Mais tarde, Di Porto juntou-se à sua mãe e avó. Eles dormiram no porão e na manhã seguinte o pároco teve que mandá-los embora com relutância porque não tinha nada para comer.

“Minha mãe decidiu pegar um ônibus para a estação ferroviária Termini. Foi um grande risco, mas chegamos à Igreja do Sagrado Coração”, diz Di Porto. “Anos depois voltei lá e consegui consultar o diário do pastor da época, que tinha registado a 17 de Outubro de 1943, a chegada de uma família judia composta por cinco mulheres e uma criança chamada Marco Di Porto.
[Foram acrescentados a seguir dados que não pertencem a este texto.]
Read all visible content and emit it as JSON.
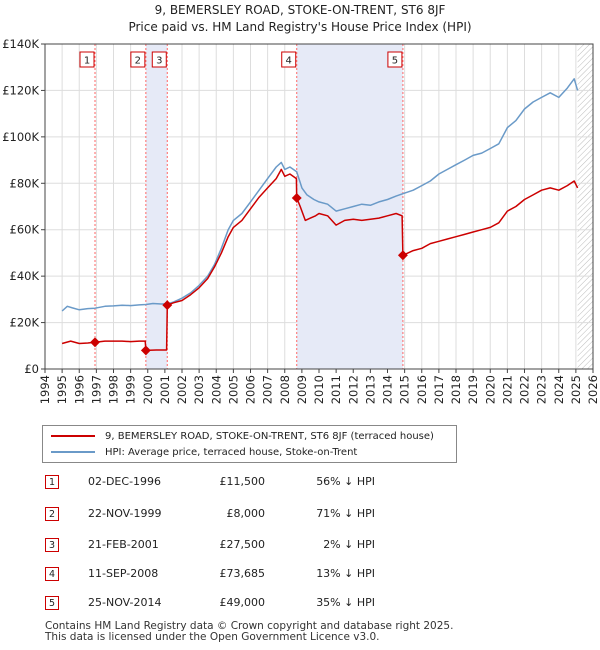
{
  "header": {
    "title": "9, BEMERSLEY ROAD, STOKE-ON-TRENT, ST6 8JF",
    "subtitle": "Price paid vs. HM Land Registry's House Price Index (HPI)"
  },
  "legend": {
    "property_label": "9, BEMERSLEY ROAD, STOKE-ON-TRENT, ST6 8JF (terraced house)",
    "hpi_label": "HPI: Average price, terraced house, Stoke-on-Trent"
  },
  "colors": {
    "property": "#cc0000",
    "hpi": "#6a9ac8",
    "sale_band": "#e6eaf7",
    "marker_line": "#ff6666",
    "future_hatch": "#cccccc"
  },
  "transactions": [
    {
      "num": "1",
      "date": "02-DEC-1996",
      "price": "£11,500",
      "hpi_diff": "56% ↓ HPI"
    },
    {
      "num": "2",
      "date": "22-NOV-1999",
      "price": "£8,000",
      "hpi_diff": "71% ↓ HPI"
    },
    {
      "num": "3",
      "date": "21-FEB-2001",
      "price": "£27,500",
      "hpi_diff": "2% ↓ HPI"
    },
    {
      "num": "4",
      "date": "11-SEP-2008",
      "price": "£73,685",
      "hpi_diff": "13% ↓ HPI"
    },
    {
      "num": "5",
      "date": "25-NOV-2014",
      "price": "£49,000",
      "hpi_diff": "35% ↓ HPI"
    }
  ],
  "footer": {
    "line1": "Contains HM Land Registry data © Crown copyright and database right 2025.",
    "line2": "This data is licensed under the Open Government Licence v3.0."
  },
  "chart_data": {
    "type": "line",
    "title": "9, BEMERSLEY ROAD, STOKE-ON-TRENT, ST6 8JF",
    "subtitle": "Price paid vs. HM Land Registry's House Price Index (HPI)",
    "xlabel": "",
    "ylabel": "",
    "xlim": [
      1994,
      2026
    ],
    "ylim": [
      0,
      140000
    ],
    "x_ticks": [
      1994,
      1995,
      1996,
      1997,
      1998,
      1999,
      2000,
      2001,
      2002,
      2003,
      2004,
      2005,
      2006,
      2007,
      2008,
      2009,
      2010,
      2011,
      2012,
      2013,
      2014,
      2015,
      2016,
      2017,
      2018,
      2019,
      2020,
      2021,
      2022,
      2023,
      2024,
      2025,
      2026
    ],
    "y_ticks": [
      {
        "value": 0,
        "label": "£0"
      },
      {
        "value": 20000,
        "label": "£20K"
      },
      {
        "value": 40000,
        "label": "£40K"
      },
      {
        "value": 60000,
        "label": "£60K"
      },
      {
        "value": 80000,
        "label": "£80K"
      },
      {
        "value": 100000,
        "label": "£100K"
      },
      {
        "value": 120000,
        "label": "£120K"
      },
      {
        "value": 140000,
        "label": "£140K"
      }
    ],
    "grid": true,
    "future_from": 2025.1,
    "sales": [
      {
        "label": "1",
        "x": 1996.92,
        "value": 11500
      },
      {
        "label": "2",
        "x": 1999.89,
        "value": 8000
      },
      {
        "label": "3",
        "x": 2001.14,
        "value": 27500
      },
      {
        "label": "4",
        "x": 2008.7,
        "value": 73685
      },
      {
        "label": "5",
        "x": 2014.9,
        "value": 49000
      }
    ],
    "series": [
      {
        "name": "HPI: Average price, terraced house, Stoke-on-Trent",
        "points": [
          [
            1995.0,
            25000
          ],
          [
            1995.3,
            27000
          ],
          [
            1995.6,
            26300
          ],
          [
            1996.0,
            25500
          ],
          [
            1996.5,
            26000
          ],
          [
            1996.92,
            26200
          ],
          [
            1997.5,
            27000
          ],
          [
            1998.0,
            27200
          ],
          [
            1998.5,
            27500
          ],
          [
            1999.0,
            27300
          ],
          [
            1999.5,
            27600
          ],
          [
            1999.89,
            27800
          ],
          [
            2000.3,
            28200
          ],
          [
            2000.8,
            28000
          ],
          [
            2001.14,
            28100
          ],
          [
            2001.5,
            28800
          ],
          [
            2002.0,
            30500
          ],
          [
            2002.5,
            32800
          ],
          [
            2003.0,
            36000
          ],
          [
            2003.5,
            40000
          ],
          [
            2003.9,
            45000
          ],
          [
            2004.3,
            52000
          ],
          [
            2004.7,
            60000
          ],
          [
            2005.0,
            64000
          ],
          [
            2005.5,
            67000
          ],
          [
            2006.0,
            72000
          ],
          [
            2006.5,
            77000
          ],
          [
            2007.0,
            82000
          ],
          [
            2007.5,
            87000
          ],
          [
            2007.8,
            89000
          ],
          [
            2008.0,
            86000
          ],
          [
            2008.3,
            87000
          ],
          [
            2008.7,
            85000
          ],
          [
            2009.0,
            78000
          ],
          [
            2009.3,
            75000
          ],
          [
            2009.7,
            73000
          ],
          [
            2010.0,
            72000
          ],
          [
            2010.5,
            71000
          ],
          [
            2011.0,
            68000
          ],
          [
            2011.5,
            69000
          ],
          [
            2012.0,
            70000
          ],
          [
            2012.5,
            71000
          ],
          [
            2013.0,
            70500
          ],
          [
            2013.5,
            72000
          ],
          [
            2014.0,
            73000
          ],
          [
            2014.5,
            74500
          ],
          [
            2014.9,
            75500
          ],
          [
            2015.5,
            77000
          ],
          [
            2016.0,
            79000
          ],
          [
            2016.5,
            81000
          ],
          [
            2017.0,
            84000
          ],
          [
            2017.5,
            86000
          ],
          [
            2018.0,
            88000
          ],
          [
            2018.5,
            90000
          ],
          [
            2019.0,
            92000
          ],
          [
            2019.5,
            93000
          ],
          [
            2020.0,
            95000
          ],
          [
            2020.5,
            97000
          ],
          [
            2021.0,
            104000
          ],
          [
            2021.5,
            107000
          ],
          [
            2022.0,
            112000
          ],
          [
            2022.5,
            115000
          ],
          [
            2023.0,
            117000
          ],
          [
            2023.5,
            119000
          ],
          [
            2024.0,
            117000
          ],
          [
            2024.5,
            121000
          ],
          [
            2024.9,
            125000
          ],
          [
            2025.1,
            120000
          ]
        ]
      },
      {
        "name": "9, BEMERSLEY ROAD, STOKE-ON-TRENT, ST6 8JF (terraced house)",
        "points": [
          [
            1995.0,
            11000
          ],
          [
            1995.5,
            12000
          ],
          [
            1996.0,
            11000
          ],
          [
            1996.5,
            11200
          ],
          [
            1996.92,
            11500
          ],
          [
            1997.5,
            12000
          ],
          [
            1998.0,
            12000
          ],
          [
            1998.5,
            12000
          ],
          [
            1999.0,
            11800
          ],
          [
            1999.5,
            12000
          ],
          [
            1999.85,
            12000
          ],
          [
            1999.89,
            8000
          ],
          [
            2000.5,
            8200
          ],
          [
            2001.0,
            8200
          ],
          [
            2001.1,
            8200
          ],
          [
            2001.14,
            27500
          ],
          [
            2001.5,
            28500
          ],
          [
            2002.0,
            29500
          ],
          [
            2002.5,
            32000
          ],
          [
            2003.0,
            35000
          ],
          [
            2003.5,
            39000
          ],
          [
            2003.9,
            44000
          ],
          [
            2004.3,
            50000
          ],
          [
            2004.7,
            57000
          ],
          [
            2005.0,
            61000
          ],
          [
            2005.5,
            64000
          ],
          [
            2006.0,
            69000
          ],
          [
            2006.5,
            74000
          ],
          [
            2007.0,
            78000
          ],
          [
            2007.5,
            82000
          ],
          [
            2007.8,
            86000
          ],
          [
            2008.0,
            83000
          ],
          [
            2008.3,
            84000
          ],
          [
            2008.68,
            82000
          ],
          [
            2008.7,
            73685
          ],
          [
            2008.9,
            70000
          ],
          [
            2009.2,
            64000
          ],
          [
            2009.5,
            65000
          ],
          [
            2009.8,
            66000
          ],
          [
            2010.0,
            67000
          ],
          [
            2010.5,
            66000
          ],
          [
            2011.0,
            62000
          ],
          [
            2011.5,
            64000
          ],
          [
            2012.0,
            64500
          ],
          [
            2012.5,
            64000
          ],
          [
            2013.0,
            64500
          ],
          [
            2013.5,
            65000
          ],
          [
            2014.0,
            66000
          ],
          [
            2014.5,
            67000
          ],
          [
            2014.85,
            66000
          ],
          [
            2014.9,
            49000
          ],
          [
            2015.5,
            51000
          ],
          [
            2016.0,
            52000
          ],
          [
            2016.5,
            54000
          ],
          [
            2017.0,
            55000
          ],
          [
            2017.5,
            56000
          ],
          [
            2018.0,
            57000
          ],
          [
            2018.5,
            58000
          ],
          [
            2019.0,
            59000
          ],
          [
            2019.5,
            60000
          ],
          [
            2020.0,
            61000
          ],
          [
            2020.5,
            63000
          ],
          [
            2021.0,
            68000
          ],
          [
            2021.5,
            70000
          ],
          [
            2022.0,
            73000
          ],
          [
            2022.5,
            75000
          ],
          [
            2023.0,
            77000
          ],
          [
            2023.5,
            78000
          ],
          [
            2024.0,
            77000
          ],
          [
            2024.5,
            79000
          ],
          [
            2024.9,
            81000
          ],
          [
            2025.1,
            78000
          ]
        ]
      }
    ]
  }
}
“Na manhã do dia 18 de outubro, enquanto saía de Tiburtina o trem com 1.022 judeus com destino a Auschwitz, o pároco nos avisou que não podíamos mais ficar. Minha mãe estava desesperada, mas o padre disse a ela para ir para o distrito de Trastevere, onde havia um convento no qual os judeus se refugiaram.”

A madre superiora abriu a porta e deixou-os entrar sem perguntar quem eram ou por que estavam ali. No convento eles encontraram 150 outros judeus.

“Um dia chegaram os fascistas, mas as freiras fizeram fila na entrada dizendo que se quisessem entrar teriam que prendê-las primeiro. Eles não entraram”, diz Di Porto.

“Permanecemos escondidos de 18 de outubro de 1943 a 4 de junho de 1944, quando Roma foi libertada. Muitos anos depois, voltei a este convento, encontrando os mesmos lugares onde morei por nove meses, e foi emocionante. Fiquei emocionado e chorei”, diz Di Porto.